Впрочем, Ядвига скоро оттолкнула от себя Малевского своей дружбой с госпожой Роек, которой он не выносил, и с Шуварой, которого он уже совсем ей простить не мог. Но пайки она пока еще получала, и это радовало ее из-за маленького Олеся. Мать ребенка, больная и истощенная, не перенесла тифа и осталась в могиле там, на Сыр-Дарье. Теперь Олесь принадлежал только Ядвиге. Память о том, другом, о сыне, одиноко оставшемся в песках далекого кладбища, не померкла, не стерлась, но этот голубоглазый мальчик словно стал на его место. Сердце помнило, в нем жила постоянная боль, острая, как игла, но пустоты оно теперь не ощущало.
Ведь был еще и Стефек. И Стефек стоял между нею и Малевским. Она знала, что брат с теми, кого ненавидит Малевский.
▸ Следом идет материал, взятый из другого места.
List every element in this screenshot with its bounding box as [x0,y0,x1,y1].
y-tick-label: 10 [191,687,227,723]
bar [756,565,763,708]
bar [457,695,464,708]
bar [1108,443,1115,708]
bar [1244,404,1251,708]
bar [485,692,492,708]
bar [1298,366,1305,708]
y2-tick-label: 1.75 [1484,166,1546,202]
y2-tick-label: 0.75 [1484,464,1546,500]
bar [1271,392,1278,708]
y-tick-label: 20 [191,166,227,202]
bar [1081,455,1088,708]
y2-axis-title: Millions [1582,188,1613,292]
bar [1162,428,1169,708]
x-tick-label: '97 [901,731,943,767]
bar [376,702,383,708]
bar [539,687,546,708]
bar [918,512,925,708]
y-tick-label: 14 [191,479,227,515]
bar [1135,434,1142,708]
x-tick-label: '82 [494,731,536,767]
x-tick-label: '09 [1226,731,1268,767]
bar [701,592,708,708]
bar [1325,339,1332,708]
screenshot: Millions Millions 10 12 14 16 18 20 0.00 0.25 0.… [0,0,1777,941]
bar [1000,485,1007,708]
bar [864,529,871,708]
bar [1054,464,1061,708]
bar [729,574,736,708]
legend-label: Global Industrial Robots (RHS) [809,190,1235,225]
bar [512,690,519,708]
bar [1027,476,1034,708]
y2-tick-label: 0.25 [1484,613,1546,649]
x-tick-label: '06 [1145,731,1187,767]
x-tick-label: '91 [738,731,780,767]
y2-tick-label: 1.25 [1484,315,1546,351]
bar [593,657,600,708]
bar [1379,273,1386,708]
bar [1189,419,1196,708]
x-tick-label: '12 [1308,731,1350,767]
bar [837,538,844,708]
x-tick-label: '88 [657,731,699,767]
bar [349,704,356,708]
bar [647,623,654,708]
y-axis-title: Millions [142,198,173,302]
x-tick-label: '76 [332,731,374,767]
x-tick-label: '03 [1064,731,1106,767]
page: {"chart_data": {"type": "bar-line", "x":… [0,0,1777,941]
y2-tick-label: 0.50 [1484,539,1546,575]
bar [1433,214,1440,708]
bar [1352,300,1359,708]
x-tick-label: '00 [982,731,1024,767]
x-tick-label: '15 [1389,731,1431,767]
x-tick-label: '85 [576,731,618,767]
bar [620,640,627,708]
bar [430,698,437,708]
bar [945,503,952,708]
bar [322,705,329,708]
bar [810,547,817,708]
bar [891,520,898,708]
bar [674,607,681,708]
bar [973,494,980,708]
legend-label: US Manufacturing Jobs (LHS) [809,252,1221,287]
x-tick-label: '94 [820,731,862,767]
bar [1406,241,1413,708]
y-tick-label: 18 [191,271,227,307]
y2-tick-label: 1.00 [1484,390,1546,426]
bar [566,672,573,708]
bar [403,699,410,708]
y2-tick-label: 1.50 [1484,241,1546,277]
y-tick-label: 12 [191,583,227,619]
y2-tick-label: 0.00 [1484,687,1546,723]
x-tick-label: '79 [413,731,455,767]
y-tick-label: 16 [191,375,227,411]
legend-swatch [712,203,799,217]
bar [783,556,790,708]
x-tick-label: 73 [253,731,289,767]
И напрасно здесь, в эшелоне, столько говорят о преследованиях и обидах. Нет, Ядвига не чувствовала обиды. То, что с нею произошло, было лишь последствием ее собственных решений, ее собственных поступков. Кого ей было винить? Никто силой не выдавал ее замуж за Хожиняка. А последствием этого брака было то, что ей пришлось давать в своем доме убежище людям, руки которых были обагрены кровью или могли быть обагрены завтра. Ее дом над Стырью стал для них пунктом, куда они приходили и откуда отправлялись дальше в свой недобрый путь.
Может быть, и даже наверно, многие пострадали действительно незаслуженно. Но что делать, если они очутились на пути событий не как отдельные люди, а как группы, играющие определенную роль в общем соотношении сил? И даже их страдания сейчас, в перспективе времени, выглядели иначе. Вот хоть бы и этот еврей, бывший лавочник. Если бы его не вывезли, если бы он остался там, у себя дома, его бы уже не было в живых. А теперь он жив и не погибнет здесь с семьей, несмотря на все придирки господина Малевского.
Да и на многое люди смотрели теперь иными глазами. Там, в лесу, на севере, чужие русские люди лечили ее ребенка, заботились о нем, внимательно следили за его больным ушком, а здесь свои, поляки, отказали ей во враче, обманули ее, посадили с ребенком в поезд, где о нем некому было позаботиться. И когда Ядвига вспоминала о полутора годах, проведенных в тайге, ей вспоминались теперь не жестокий мороз, не бараки. В памяти остались добрые слова, добрые люди, которых она там встретила, все мелкие услуги, которые ей оказывали и которые имели для нее такое огромное значение. А от этого ее злополучного путешествия в памяти у нее осталась проводница в ватнике, мать двоих погибших сыновей, первая, даже раньше госпожи Роек, занявшаяся Ядвигой. И начальник станции, который так деятельно о них заботился, и другие советские люди.
Нет, разговоры Малевского ее не убеждали. Малевский лжет. Большевики сражаются с врагом, который является общим врагом. С большевиками Стефек, если только он жив, а Ядвига верила, что он жив, и ее вера все более крепла.
Все это были не совсем четкие мысли, и Ядвига, пожалуй, не сумела бы растолковать их кому-нибудь другому. Но чувствовала она именно так, и потому ей была приятна болтовня госпожи Роек, приятны ее мальчики, и особенно Марцысь, и неприятен был Малевский, хотя тот всячески старался казаться доброжелательным. Нет, он был неприятен и груб. Хотя он говорил по-польски и каждое его слово было понятно, в нем чувствовалось что-то чужое. Ядвиге казалось, что за тем, что он говорит, скрывается что-то неизвестное, темное и угрожающее, ей становилось страшно.